Tsai, who posted the message to her Facebook account on Sunday evening, said the duty of democracy is for all.
“In every era there is a mission for oneself,” Tsai wrote, according Taiwan’s Central News Agency. “[My] current mission is to defend the democracy of Taiwan.”

The Taiwanese leader added democracy should never be taken for granted in a statement that appeared to compare Taiwan’s political system to authoritarianism on the mainland.
“Democracy is not something that falls from the sky but the result of efforts of Taiwanese citizens,” Tsai said. “We secured the freedom of press and a democratic system because of our democratic forbearers who brought threats to it knees under martial law.”

Tsai called on all Taiwanese to speak their opinions freely on the Internet and encourage each other through social media “likes.”
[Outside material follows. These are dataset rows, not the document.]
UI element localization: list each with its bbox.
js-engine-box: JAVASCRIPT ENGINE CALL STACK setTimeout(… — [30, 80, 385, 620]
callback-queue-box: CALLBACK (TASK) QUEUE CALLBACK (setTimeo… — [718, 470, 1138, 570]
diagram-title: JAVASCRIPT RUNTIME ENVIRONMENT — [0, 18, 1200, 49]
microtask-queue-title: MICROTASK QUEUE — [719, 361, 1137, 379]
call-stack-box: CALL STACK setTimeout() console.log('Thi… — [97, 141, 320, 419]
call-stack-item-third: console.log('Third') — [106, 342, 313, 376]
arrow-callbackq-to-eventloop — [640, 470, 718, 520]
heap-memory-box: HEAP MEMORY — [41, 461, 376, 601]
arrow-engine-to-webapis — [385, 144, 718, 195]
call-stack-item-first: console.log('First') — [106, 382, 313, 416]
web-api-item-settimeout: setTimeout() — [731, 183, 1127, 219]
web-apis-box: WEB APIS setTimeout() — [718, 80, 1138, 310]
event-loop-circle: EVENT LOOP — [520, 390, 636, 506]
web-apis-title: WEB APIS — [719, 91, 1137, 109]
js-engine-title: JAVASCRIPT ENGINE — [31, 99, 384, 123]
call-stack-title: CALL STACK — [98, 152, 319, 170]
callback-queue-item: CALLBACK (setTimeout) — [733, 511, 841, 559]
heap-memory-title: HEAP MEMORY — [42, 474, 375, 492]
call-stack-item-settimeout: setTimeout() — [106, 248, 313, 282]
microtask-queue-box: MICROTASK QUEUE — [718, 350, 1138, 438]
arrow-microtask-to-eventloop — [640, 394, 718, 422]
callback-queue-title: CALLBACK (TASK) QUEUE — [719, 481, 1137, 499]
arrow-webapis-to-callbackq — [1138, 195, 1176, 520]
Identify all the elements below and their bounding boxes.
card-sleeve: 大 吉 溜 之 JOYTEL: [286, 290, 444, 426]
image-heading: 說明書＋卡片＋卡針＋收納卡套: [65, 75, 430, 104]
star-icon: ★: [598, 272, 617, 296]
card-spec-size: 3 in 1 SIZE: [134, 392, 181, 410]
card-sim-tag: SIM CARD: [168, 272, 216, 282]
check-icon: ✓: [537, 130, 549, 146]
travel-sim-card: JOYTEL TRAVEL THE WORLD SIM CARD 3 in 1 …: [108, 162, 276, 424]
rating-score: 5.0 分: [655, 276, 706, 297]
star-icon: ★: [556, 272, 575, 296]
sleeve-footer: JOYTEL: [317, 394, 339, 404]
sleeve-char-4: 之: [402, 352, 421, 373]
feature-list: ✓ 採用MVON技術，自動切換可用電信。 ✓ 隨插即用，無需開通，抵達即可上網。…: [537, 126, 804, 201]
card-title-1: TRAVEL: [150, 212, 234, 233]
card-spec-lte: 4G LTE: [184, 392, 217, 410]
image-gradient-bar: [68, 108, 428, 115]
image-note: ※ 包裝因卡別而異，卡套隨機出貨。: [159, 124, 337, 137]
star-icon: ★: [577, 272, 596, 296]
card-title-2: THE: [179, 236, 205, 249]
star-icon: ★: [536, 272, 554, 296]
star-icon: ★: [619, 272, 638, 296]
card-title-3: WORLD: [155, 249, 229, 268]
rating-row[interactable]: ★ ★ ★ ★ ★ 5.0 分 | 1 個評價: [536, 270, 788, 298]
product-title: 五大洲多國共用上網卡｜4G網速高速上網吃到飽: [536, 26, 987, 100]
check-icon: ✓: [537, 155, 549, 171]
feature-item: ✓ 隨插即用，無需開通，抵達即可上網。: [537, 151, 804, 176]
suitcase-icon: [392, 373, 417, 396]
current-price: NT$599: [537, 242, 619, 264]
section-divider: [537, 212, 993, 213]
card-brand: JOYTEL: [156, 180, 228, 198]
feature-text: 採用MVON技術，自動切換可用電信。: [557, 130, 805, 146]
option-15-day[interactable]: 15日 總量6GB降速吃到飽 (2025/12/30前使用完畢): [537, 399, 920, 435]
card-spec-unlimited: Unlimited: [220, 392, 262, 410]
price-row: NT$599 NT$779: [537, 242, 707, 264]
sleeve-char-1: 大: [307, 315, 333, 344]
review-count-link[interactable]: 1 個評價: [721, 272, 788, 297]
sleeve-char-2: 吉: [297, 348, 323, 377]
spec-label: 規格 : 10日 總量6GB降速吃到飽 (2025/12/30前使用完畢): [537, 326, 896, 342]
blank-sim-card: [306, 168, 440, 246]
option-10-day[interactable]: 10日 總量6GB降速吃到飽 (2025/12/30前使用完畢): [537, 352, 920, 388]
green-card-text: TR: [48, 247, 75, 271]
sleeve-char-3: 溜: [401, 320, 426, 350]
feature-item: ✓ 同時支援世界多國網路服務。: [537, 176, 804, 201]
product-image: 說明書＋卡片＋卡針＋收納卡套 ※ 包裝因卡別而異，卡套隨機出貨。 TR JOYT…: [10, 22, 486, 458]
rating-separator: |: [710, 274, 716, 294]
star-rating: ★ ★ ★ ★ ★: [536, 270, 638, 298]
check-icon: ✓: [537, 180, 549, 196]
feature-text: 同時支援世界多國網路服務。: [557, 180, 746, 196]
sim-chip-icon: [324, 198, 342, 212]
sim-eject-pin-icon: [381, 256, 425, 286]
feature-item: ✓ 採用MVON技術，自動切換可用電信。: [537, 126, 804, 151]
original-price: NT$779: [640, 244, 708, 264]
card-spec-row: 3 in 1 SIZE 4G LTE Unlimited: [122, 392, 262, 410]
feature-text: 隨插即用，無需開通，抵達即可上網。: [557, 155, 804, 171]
The president has responded previously to Xi, who had proposed last week Taiwan should accept “peaceful reunification” with the mainland as inevitable. Beijing reserves the right to use force to achieve such an aim, Xi had added.
Tsai has rejected talks with Xi on unification, but said Saturday she was willing to talk if China renounced the use of force against Taiwan, the South China Morning Post reported.

“By emphasizing ‘one China’ and ‘one country, two systems,’ particularly in the context of the so-called 1992 consensus, China has made clear their political intentions towards Taiwan and their steps for unification,” Tsai said. “This is a major disregard for the fact that the Republic of China, Taiwan does exist, and is in full operation like all other democratic countries.”

The 1992 consensus refers to an understanding there is only one China, but with flexibility in interpretation of what “China” means to different parties.